Le Venezuela occupe une place centrale sur l’échiquier énergétique international. Ces ressources sont principalement concentrées dans deux zones majeures : le bassin du lac de Maracaibo, à l’ouest du pays, et surtout la ceinture pétrolière de l’Orénoque, au sud-est, cœur de la production actuelle et potentielle.
La région de Maracaibo a longtemps constitué le pilier de l’industrie pétrolière vénézuélienne. Dense en infrastructures, elle est parcourue par un réseau d’oléoducs reliant les champs pétrolifères aux installations de raffinage et aux ports d’exportation de la mer des Caraïbes. Toutefois, le déclin de certains gisements et le manque d’investissements ont réduit son poids relatif au fil des années.
À l’inverse, la ceinture pétrolière de l’Orénoque concentre aujourd’hui l’essentiel des réserves stratégiques du pays. Cette vaste zone, située au sud du fleuve Orénoque, recèle d’immenses quantités de pétrole extra-lourd, dont l’exploitation nécessite des technologies coûteuses et une logistique complexe.
La proximité de Caracas avec les infrastructures de transport énergétique souligne également l’importance politique et économique de cette activité pour l’État vénézuélien. Le pétrole reste la principale source de devises du pays et un levier essentiel de pouvoir, tant sur le plan intérieur que régional.
Mais cette richesse contraste avec la fragilité du secteur. Les sanctions internationales, la dégradation des infrastructures, la fuite des compétences et les tensions géopolitiques ont fortement limité la capacité du Venezuela à valoriser pleinement ses ressources.
Un pétrole difficile à exploiter
Un autre élément important réside dans la nature même du pétrole extrait. Les vastes réserves du Venezuela, notamment dans la ceinture de l’Orénoque, sont constituées pour l’essentiel de bruts très lourds ou extra-lourds, extrêmement denses et visqueux, souvent comparés à du bitume et difficiles à extraire, transporter et raffiner sans mélanges ou installations spécialisées. Ces huiles ont généralement une faible densité API, ce qui les rend moins « lourdes » dans les marchés pétroliers mondiaux et nécessite des procédés coûteux pour les rendre commercialisables. En revanche, le pétrole saoudien est majoritairement composé de bruts légers à moyens, avec des degrés API plus élevés, plus simples à pomper, à transporter et à transformer en carburants standards comme l’essence ou le diesel. Cette différence, pétrole extra-lourd pour le Venezuela versus pétrole plus léger pour l’Arabie saoudite, explique en partie pourquoi l’or noir vénézuélien, malgré des réserves plus importantes, est souvent moins attractif et plus coûteux à valoriser sur les marchés internationaux.

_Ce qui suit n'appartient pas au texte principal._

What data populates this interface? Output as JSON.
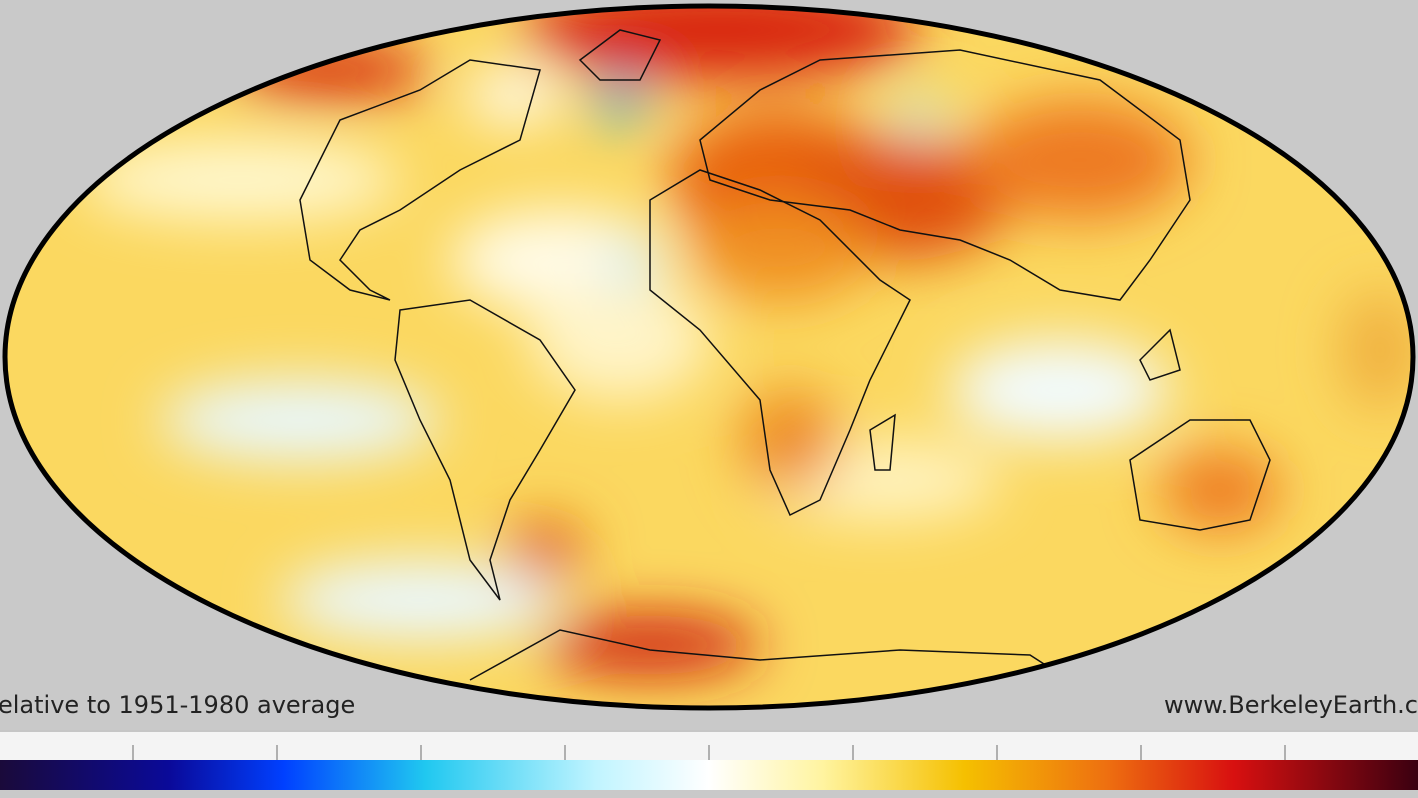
{
  "caption_left": "elative to 1951-1980 average",
  "caption_right": "www.BerkeleyEarth.c"
}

Cette différence de qualité a des conséquences directes sur la rentabilité et la géopolitique énergétique. Le pétrole extra-lourd vénézuélien nécessite des investissements massifs en amont, injection de vapeur, diluants importés, unités de conversion avancées, ainsi que des raffineries spécialisées, comme celles historiquement situées aux États-Unis.

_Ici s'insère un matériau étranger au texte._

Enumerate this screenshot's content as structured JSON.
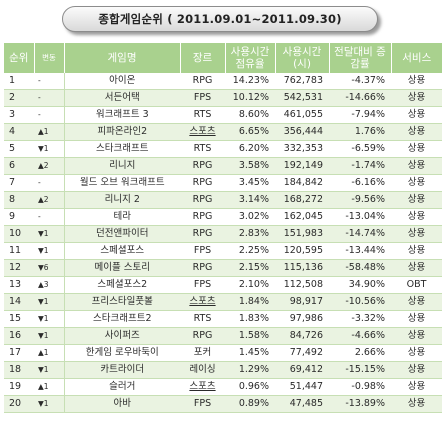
{
  "title": "종합게임순위  ( 2011.09.01~2011.09.30)",
  "headers": {
    "rank": "순위",
    "change": "변동",
    "game": "게임명",
    "genre": "장르",
    "share": "사용시간 점유율",
    "time": "사용시간 (시)",
    "diff": "전달대비 증감률",
    "service": "서비스"
  },
  "rows": [
    {
      "rank": "1",
      "change": "-",
      "game": "아이온",
      "genre": "RPG",
      "share": "14.23%",
      "time": "762,783",
      "diff": "-4.37%",
      "service": "상용"
    },
    {
      "rank": "2",
      "change": "-",
      "game": "서든어택",
      "genre": "FPS",
      "share": "10.12%",
      "time": "542,531",
      "diff": "-14.66%",
      "service": "상용"
    },
    {
      "rank": "3",
      "change": "-",
      "game": "워크래프트 3",
      "genre": "RTS",
      "share": "8.60%",
      "time": "461,055",
      "diff": "-7.94%",
      "service": "상용"
    },
    {
      "rank": "4",
      "change": "▲1",
      "game": "피파온라인2",
      "genre": "스포츠",
      "share": "6.65%",
      "time": "356,444",
      "diff": "1.76%",
      "service": "상용"
    },
    {
      "rank": "5",
      "change": "▼1",
      "game": "스타크래프트",
      "genre": "RTS",
      "share": "6.20%",
      "time": "332,353",
      "diff": "-6.59%",
      "service": "상용"
    },
    {
      "rank": "6",
      "change": "▲2",
      "game": "리니지",
      "genre": "RPG",
      "share": "3.58%",
      "time": "192,149",
      "diff": "-1.74%",
      "service": "상용"
    },
    {
      "rank": "7",
      "change": "-",
      "game": "월드 오브 워크래프트",
      "genre": "RPG",
      "share": "3.45%",
      "time": "184,842",
      "diff": "-6.16%",
      "service": "상용"
    },
    {
      "rank": "8",
      "change": "▲2",
      "game": "리니지 2",
      "genre": "RPG",
      "share": "3.14%",
      "time": "168,272",
      "diff": "-9.56%",
      "service": "상용"
    },
    {
      "rank": "9",
      "change": "-",
      "game": "테라",
      "genre": "RPG",
      "share": "3.02%",
      "time": "162,045",
      "diff": "-13.04%",
      "service": "상용"
    },
    {
      "rank": "10",
      "change": "▼1",
      "game": "던전앤파이터",
      "genre": "RPG",
      "share": "2.83%",
      "time": "151,983",
      "diff": "-14.74%",
      "service": "상용"
    },
    {
      "rank": "11",
      "change": "▼1",
      "game": "스페셜포스",
      "genre": "FPS",
      "share": "2.25%",
      "time": "120,595",
      "diff": "-13.44%",
      "service": "상용"
    },
    {
      "rank": "12",
      "change": "▼6",
      "game": "메이플 스토리",
      "genre": "RPG",
      "share": "2.15%",
      "time": "115,136",
      "diff": "-58.48%",
      "service": "상용"
    },
    {
      "rank": "13",
      "change": "▲3",
      "game": "스페셜포스2",
      "genre": "FPS",
      "share": "2.10%",
      "time": "112,508",
      "diff": "34.90%",
      "service": "OBT"
    },
    {
      "rank": "14",
      "change": "▼1",
      "game": "프리스타일풋볼",
      "genre": "스포츠",
      "share": "1.84%",
      "time": "98,917",
      "diff": "-10.56%",
      "service": "상용"
    },
    {
      "rank": "15",
      "change": "▼1",
      "game": "스타크래프트2",
      "genre": "RTS",
      "share": "1.83%",
      "time": "97,986",
      "diff": "-3.32%",
      "service": "상용"
    },
    {
      "rank": "16",
      "change": "▼1",
      "game": "사이퍼즈",
      "genre": "RPG",
      "share": "1.58%",
      "time": "84,726",
      "diff": "-4.66%",
      "service": "상용"
    },
    {
      "rank": "17",
      "change": "▲1",
      "game": "한게임 로우바둑이",
      "genre": "포커",
      "share": "1.45%",
      "time": "77,492",
      "diff": "2.66%",
      "service": "상용"
    },
    {
      "rank": "18",
      "change": "▼1",
      "game": "카트라이더",
      "genre": "레이싱",
      "share": "1.29%",
      "time": "69,412",
      "diff": "-15.15%",
      "service": "상용"
    },
    {
      "rank": "19",
      "change": "▲1",
      "game": "슬러거",
      "genre": "스포츠",
      "share": "0.96%",
      "time": "51,447",
      "diff": "-0.98%",
      "service": "상용"
    },
    {
      "rank": "20",
      "change": "▼1",
      "game": "아바",
      "genre": "FPS",
      "share": "0.89%",
      "time": "47,485",
      "diff": "-13.89%",
      "service": "상용"
    }
  ],
  "colors": {
    "header": "#a9d18e",
    "alt_row": "#eaf3e1",
    "row_border": "#c7dfb4"
  }
}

À l’inverse, le brut saoudien peut être exploité à grande échelle avec des coûts d’extraction parmi les plus bas au monde, ce qui confère à Riyad une flexibilité stratégique et une capacité à ajuster rapidement sa production. Pour Caracas, cette dépendance technologique et financière rend le secteur pétrolier particulièrement vulnérable aux sanctions, aux ruptures d’approvisionnement et à l’isolement diplomatique. Ainsi, malgré des réserves supérieures à celles de l’Arabie saoudite, le Venezuela peine à transformer son potentiel pétrolier en un levier économique et politique équivalent sur la scène internationale.